Le Tribunal permanent des peuples (TPP) a tenu sa cinquante-sixième session à Palerme, en Sicile, du 22 au 25 octobre 2025. Il s’agit d’un tribunal symbolique où sont simulés des procès concernant des causes que la société civile du monde entier peut soumettre en le saisissant. Doté d’un greffe permanent et de jurys nommés ad hoc, le Tribunal émet des condamnations et des recommandations à la suite de procédures contradictoires, mais toujours accusatoires.
Composition du jury
Le jury était composé de :
- Mme Sophie Bessis, éminente historienne, élue présidente par les membres du jury,
- Mme Chadia Arab, historienne,
- M. Moro Braulo, journaliste,
- M. Amzat Yabara, historien,
- M. Wahid Ferchichi, doyen de faculté de droit.
Parties au procès
Les requérants dans l’affaire traitée lors de cette session sont 54 associations de défense des droits humains actives sur les deux rives de la Méditerranée, ainsi qu’en Mauritanie, en Belgique et aux Pays-Bas, œuvrant sur les violations liées à la migration dite irrégulière.
Le Comité pour le Respect des Libertés et des Droits de l’Homme en Tunisie (CRLDHT) était l’une de ces associations.
La représentation des requérants a été assurée par trois avocats : Me Anna Brambilla, Me Zakaria Belahrech et Me Brahim Belghith.
Sur le banc des accusés figuraient :
- les pays du Maghreb : Algérie, Libye, Maroc, Mauritanie et Tunisie ;
- les pays européens : Italie, Espagne, France, Grèce, Allemagne, Malte ;
- l’Union européenne ;
- l’Organisation internationale pour les migrations (OIM) ;
- l’Agence européenne de garde-frontières et de garde-côtes (Frontex) ;
- ainsi que des organismes et organisations privés agissant comme partenaires de mise en œuvre dans des projets financés par l’UE et ses États membres.
Bien que l’acte d’accusation et les documents versés au dossier aient été signifiés aux défendeurs, ceux-ci ont tous choisi de ne pas comparaître, ni même de mandater des représentants : il n’y avait donc pas d’équipe de défense au procès.
Objet de la session et acte d’accusation
La requête des associations portait sur les violations des droits humains des personnes migrantes, un thème déjà examiné lors de précédentes sessions du Tribunal, mais c’est la première fois que les pays du Sud de la Méditerranée sont mis en cause. Plusieurs faits survenus après la dernière session, en l’occurrence celle de 2020, ont été portés devant le Tribunal.

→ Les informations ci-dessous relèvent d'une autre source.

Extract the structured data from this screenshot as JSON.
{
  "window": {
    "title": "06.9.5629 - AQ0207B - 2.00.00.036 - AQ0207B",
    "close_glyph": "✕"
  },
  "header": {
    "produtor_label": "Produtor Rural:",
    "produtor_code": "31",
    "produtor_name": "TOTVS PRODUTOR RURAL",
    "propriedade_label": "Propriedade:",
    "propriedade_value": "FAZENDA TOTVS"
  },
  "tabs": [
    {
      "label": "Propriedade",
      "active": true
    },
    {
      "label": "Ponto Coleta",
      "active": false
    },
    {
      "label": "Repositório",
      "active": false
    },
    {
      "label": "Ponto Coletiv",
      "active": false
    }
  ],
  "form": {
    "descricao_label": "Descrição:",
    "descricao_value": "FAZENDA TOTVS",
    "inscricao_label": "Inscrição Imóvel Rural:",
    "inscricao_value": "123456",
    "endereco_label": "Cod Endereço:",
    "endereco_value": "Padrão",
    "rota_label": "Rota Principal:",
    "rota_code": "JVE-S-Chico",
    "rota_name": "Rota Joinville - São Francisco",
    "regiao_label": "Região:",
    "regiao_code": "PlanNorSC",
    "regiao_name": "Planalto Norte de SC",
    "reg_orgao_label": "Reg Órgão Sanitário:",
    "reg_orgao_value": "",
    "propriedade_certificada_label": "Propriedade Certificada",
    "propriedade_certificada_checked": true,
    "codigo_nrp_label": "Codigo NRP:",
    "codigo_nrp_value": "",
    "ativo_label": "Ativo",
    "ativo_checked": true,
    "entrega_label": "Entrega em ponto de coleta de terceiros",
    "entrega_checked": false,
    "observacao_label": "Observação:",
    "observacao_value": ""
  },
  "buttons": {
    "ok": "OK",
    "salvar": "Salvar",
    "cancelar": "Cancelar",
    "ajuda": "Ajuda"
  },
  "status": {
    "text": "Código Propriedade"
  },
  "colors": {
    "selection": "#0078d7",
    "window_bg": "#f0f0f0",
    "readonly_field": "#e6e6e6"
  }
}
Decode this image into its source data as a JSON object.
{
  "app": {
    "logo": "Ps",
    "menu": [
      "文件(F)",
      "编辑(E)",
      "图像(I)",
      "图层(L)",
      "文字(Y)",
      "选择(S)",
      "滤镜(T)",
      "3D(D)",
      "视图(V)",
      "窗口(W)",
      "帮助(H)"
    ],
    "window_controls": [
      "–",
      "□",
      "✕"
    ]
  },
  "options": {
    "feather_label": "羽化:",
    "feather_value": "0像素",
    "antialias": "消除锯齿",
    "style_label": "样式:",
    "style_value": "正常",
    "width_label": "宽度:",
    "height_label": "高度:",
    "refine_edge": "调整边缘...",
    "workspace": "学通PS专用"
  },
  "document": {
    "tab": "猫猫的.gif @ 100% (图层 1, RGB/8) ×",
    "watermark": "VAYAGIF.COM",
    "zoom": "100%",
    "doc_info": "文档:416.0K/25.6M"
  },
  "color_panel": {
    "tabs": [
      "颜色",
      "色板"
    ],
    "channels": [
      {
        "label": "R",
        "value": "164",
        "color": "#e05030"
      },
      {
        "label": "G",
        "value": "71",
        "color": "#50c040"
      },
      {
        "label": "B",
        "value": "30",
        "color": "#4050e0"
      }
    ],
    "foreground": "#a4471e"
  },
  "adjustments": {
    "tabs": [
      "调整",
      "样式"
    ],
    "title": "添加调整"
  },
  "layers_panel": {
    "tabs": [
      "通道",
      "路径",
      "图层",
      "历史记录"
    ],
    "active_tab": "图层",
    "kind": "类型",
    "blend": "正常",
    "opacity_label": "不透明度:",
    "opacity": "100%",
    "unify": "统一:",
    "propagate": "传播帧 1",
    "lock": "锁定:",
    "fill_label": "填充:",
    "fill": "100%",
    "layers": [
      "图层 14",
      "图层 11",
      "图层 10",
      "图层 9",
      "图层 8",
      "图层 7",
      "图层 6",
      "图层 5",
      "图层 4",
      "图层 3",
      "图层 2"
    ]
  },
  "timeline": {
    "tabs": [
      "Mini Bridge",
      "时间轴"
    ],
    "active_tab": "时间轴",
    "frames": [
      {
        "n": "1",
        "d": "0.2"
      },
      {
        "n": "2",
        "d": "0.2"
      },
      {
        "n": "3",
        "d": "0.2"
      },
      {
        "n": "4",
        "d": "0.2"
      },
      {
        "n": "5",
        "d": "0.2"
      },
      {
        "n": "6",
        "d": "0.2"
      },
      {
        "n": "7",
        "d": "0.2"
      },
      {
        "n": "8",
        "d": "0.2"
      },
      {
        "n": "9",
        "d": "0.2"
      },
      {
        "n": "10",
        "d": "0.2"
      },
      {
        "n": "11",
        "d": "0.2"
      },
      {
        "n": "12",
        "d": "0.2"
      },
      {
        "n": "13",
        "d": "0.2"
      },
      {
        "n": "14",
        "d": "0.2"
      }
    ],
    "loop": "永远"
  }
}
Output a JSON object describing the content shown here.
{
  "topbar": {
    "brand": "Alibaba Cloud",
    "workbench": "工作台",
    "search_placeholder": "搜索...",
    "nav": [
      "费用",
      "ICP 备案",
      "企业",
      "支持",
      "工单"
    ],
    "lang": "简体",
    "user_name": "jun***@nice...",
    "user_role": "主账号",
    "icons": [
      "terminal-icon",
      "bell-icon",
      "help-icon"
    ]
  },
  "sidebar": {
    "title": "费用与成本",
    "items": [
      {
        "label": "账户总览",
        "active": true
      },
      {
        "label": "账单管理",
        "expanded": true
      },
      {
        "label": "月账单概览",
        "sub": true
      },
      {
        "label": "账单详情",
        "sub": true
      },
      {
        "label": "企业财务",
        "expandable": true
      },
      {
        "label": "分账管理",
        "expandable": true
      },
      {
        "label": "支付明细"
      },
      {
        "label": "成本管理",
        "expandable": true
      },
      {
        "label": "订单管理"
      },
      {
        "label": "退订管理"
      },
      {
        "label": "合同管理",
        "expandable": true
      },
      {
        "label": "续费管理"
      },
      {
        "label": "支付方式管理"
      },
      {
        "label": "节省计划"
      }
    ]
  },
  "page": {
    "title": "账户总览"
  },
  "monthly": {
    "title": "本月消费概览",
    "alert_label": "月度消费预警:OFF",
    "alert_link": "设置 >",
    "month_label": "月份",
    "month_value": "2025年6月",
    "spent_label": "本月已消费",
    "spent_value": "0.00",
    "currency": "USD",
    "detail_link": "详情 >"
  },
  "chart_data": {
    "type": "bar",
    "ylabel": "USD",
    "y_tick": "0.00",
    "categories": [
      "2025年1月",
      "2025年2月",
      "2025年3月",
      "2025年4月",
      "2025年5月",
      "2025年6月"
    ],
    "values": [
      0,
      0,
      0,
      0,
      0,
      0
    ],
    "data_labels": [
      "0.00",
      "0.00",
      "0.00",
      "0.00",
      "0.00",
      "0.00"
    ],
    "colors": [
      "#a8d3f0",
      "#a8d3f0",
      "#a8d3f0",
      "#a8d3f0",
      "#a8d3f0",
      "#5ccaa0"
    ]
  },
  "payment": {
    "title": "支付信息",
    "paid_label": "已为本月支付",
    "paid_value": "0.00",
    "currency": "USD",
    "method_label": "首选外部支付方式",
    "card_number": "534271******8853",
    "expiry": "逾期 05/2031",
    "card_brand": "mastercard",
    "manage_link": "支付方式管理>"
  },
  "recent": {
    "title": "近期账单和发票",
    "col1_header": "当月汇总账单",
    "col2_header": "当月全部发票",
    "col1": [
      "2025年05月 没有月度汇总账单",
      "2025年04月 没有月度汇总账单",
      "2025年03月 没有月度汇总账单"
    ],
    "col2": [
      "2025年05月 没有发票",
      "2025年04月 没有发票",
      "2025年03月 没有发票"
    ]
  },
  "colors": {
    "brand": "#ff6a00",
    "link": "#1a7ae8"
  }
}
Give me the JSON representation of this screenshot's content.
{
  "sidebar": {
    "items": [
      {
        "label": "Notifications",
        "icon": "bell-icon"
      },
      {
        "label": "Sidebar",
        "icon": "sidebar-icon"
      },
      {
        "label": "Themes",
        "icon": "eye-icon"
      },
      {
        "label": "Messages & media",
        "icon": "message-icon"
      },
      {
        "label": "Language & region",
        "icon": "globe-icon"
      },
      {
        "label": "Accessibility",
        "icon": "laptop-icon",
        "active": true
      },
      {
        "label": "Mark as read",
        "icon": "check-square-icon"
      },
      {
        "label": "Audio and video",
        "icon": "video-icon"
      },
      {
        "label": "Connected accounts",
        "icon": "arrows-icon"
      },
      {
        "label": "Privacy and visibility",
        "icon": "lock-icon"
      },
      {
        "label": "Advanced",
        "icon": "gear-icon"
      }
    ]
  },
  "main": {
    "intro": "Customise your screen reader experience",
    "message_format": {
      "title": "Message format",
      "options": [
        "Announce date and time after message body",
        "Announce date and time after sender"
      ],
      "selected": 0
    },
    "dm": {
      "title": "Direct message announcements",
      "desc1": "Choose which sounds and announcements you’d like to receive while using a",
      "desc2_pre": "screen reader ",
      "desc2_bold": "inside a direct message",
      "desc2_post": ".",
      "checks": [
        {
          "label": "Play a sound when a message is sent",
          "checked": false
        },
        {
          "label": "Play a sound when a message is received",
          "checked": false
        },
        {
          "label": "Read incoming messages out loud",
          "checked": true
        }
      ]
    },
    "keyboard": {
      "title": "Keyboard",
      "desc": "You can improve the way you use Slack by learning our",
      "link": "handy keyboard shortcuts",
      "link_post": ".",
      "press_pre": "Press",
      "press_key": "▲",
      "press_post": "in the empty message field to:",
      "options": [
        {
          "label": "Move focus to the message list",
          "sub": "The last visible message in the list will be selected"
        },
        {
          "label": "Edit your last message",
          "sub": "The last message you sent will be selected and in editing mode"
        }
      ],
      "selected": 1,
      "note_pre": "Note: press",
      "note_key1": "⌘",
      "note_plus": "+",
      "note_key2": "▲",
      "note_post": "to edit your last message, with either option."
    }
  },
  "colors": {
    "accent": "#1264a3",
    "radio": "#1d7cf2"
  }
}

L’acte d’accusation, rédigé en plus de cent pages, a été présenté lors de la première audience.
S’agissant des faits imputés aux États défendeurs, il énumère les violations réparties en six chapitres selon leur nature :
- Les refoulements de migrants ;
- La non-assistance et les naufrages provoqués ;
- Les détentions arbitraires, la torture et les traitements inhumains ;
- Les discriminations et la criminalisation raciste de la migration ;
- La criminalisation de la solidarité envers les personnes migrantes ;
- L’externalisation des frontières et la délégation illégale de fonctions régaliennes.
Sur le plan du droit, l’acte liste les conventions, traités et instruments internationaux de protection des droits humains ayant fait l’objet de violations graves de la part des défendeurs, avant de demander au Tribunal de condamner ces derniers pour ces manquements et complicités, et de formuler des recommandations précises, notamment à l’intention des pays du Maghreb, afin de remédier aux violations systématiques des droits des migrants.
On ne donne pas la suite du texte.